For most part of last week, Indian rupee was caught within a tight range of 59.10/20 and 59.40 on spot. Lack of triggers, domestic and foreign, kept the pair bracketed. Monsoon worries on one hand and promise of future growth on the other, gave little to chew for the large traders.

However, situation changed quite drastically last Friday, when rising tensions in Iraq, where near civil war situation prevails, caused oil prices to reach 9-month high. Higher oil prices and fear of contagion in Middle East, caused a sell-off across the global markets, starting with Asia and then emerging markets.

Indian stock markets dropped nearly 1.5% with high beta stocks falling between 5-10%. Indian rupee could not hold its ground either, as large buy orders were triggered once Indian rupee traded above 59.50 against the US dollar levels on spot. The pair traded all the way up to 59.78/80 levels, before settling around 59.74/75 levels on spot. Large option sellers were heard to have been buyers of futures/forwards, as many of them were caught on the wrong side of the Gamma Trade.
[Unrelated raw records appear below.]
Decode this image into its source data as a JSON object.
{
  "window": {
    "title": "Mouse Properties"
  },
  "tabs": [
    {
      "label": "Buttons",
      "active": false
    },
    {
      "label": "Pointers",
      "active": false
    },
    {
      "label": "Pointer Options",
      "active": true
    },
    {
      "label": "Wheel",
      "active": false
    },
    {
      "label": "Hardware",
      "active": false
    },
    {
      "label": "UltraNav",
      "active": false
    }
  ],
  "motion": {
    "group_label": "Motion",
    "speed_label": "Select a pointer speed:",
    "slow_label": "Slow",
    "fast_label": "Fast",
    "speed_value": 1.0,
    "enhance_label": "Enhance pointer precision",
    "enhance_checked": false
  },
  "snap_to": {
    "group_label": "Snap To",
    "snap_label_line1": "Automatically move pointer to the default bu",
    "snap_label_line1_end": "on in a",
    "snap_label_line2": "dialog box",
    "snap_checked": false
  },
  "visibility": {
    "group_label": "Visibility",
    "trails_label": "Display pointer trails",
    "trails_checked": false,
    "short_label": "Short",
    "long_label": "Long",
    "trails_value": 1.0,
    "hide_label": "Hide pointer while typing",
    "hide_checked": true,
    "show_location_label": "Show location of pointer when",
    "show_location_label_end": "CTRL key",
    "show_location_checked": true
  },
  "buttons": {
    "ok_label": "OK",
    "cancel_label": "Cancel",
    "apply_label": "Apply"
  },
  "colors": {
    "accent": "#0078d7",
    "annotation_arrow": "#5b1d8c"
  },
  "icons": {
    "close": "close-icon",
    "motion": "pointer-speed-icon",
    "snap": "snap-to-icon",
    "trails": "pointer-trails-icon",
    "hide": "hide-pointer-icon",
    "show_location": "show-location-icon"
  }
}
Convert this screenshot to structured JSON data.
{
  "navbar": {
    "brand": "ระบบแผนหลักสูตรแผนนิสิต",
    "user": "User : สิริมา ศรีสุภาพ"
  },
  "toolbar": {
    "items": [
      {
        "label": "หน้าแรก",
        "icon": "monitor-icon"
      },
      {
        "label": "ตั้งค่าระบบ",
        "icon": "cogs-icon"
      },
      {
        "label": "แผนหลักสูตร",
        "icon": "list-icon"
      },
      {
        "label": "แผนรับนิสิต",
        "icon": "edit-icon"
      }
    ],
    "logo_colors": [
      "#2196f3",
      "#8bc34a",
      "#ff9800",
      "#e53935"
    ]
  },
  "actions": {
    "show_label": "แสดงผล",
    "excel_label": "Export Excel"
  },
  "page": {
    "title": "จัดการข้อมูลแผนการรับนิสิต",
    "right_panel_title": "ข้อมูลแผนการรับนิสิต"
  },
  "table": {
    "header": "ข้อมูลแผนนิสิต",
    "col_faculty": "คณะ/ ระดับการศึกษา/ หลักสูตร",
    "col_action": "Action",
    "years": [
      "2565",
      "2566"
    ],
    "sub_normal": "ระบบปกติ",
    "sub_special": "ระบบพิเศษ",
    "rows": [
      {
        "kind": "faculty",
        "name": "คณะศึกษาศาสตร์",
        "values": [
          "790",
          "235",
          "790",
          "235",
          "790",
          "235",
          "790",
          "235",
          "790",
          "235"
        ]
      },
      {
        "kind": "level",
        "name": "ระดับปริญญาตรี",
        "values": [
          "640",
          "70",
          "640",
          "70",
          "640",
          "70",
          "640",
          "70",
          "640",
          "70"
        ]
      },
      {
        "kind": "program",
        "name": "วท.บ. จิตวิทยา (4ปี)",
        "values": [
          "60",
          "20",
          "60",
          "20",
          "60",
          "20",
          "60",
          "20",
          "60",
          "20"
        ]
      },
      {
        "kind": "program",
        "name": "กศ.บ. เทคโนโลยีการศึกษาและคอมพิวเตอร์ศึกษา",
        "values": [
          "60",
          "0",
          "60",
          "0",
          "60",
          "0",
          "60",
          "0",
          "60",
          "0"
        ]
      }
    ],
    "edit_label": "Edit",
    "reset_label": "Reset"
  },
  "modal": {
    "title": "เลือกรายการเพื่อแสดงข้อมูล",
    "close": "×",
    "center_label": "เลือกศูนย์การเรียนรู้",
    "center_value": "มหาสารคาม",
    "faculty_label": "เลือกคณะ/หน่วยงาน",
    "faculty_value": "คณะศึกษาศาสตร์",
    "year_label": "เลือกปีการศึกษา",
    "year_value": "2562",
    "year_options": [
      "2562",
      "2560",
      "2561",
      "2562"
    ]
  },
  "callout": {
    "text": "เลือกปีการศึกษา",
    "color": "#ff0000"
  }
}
Globally US dollar was bid, as the pair gained against almost all major currencies.

Indian economic data was better than expected as industrial production data for April showed some promise and retail inflation ticked lower.

WHAT TO WATCH: Going ahead, investors will keep a close eye on the Indian government's effort at following:

(i) tackling stressed assets in banking sector

(ii) policies that help in effective and transparent governance

(iii) financial sector policies

(iv) efforts to kick start investment cycle

(v) change of the quality of fiscal expenditure to make it more capital generating than demand augmenting, which in turn will be disinflationary

(vi) progress of the monsoon.

In global markets, we need to keep an eye on oil prices, which remains hostage to developments in Iraq. An escalation in hostilities can cause spike in oil prices, which then will be a short term negative for the Indian Rupee. Next week, in the global economy a number of key economic events are scheduled and we need to keep an eye on them:

(i) US industrial production data and business sentiment surveys

(ii) US housing data

(iii) US central bank's monetary policy

(iv) German business sentiment survey

(v) minutes of Bank of England's last monetary policy.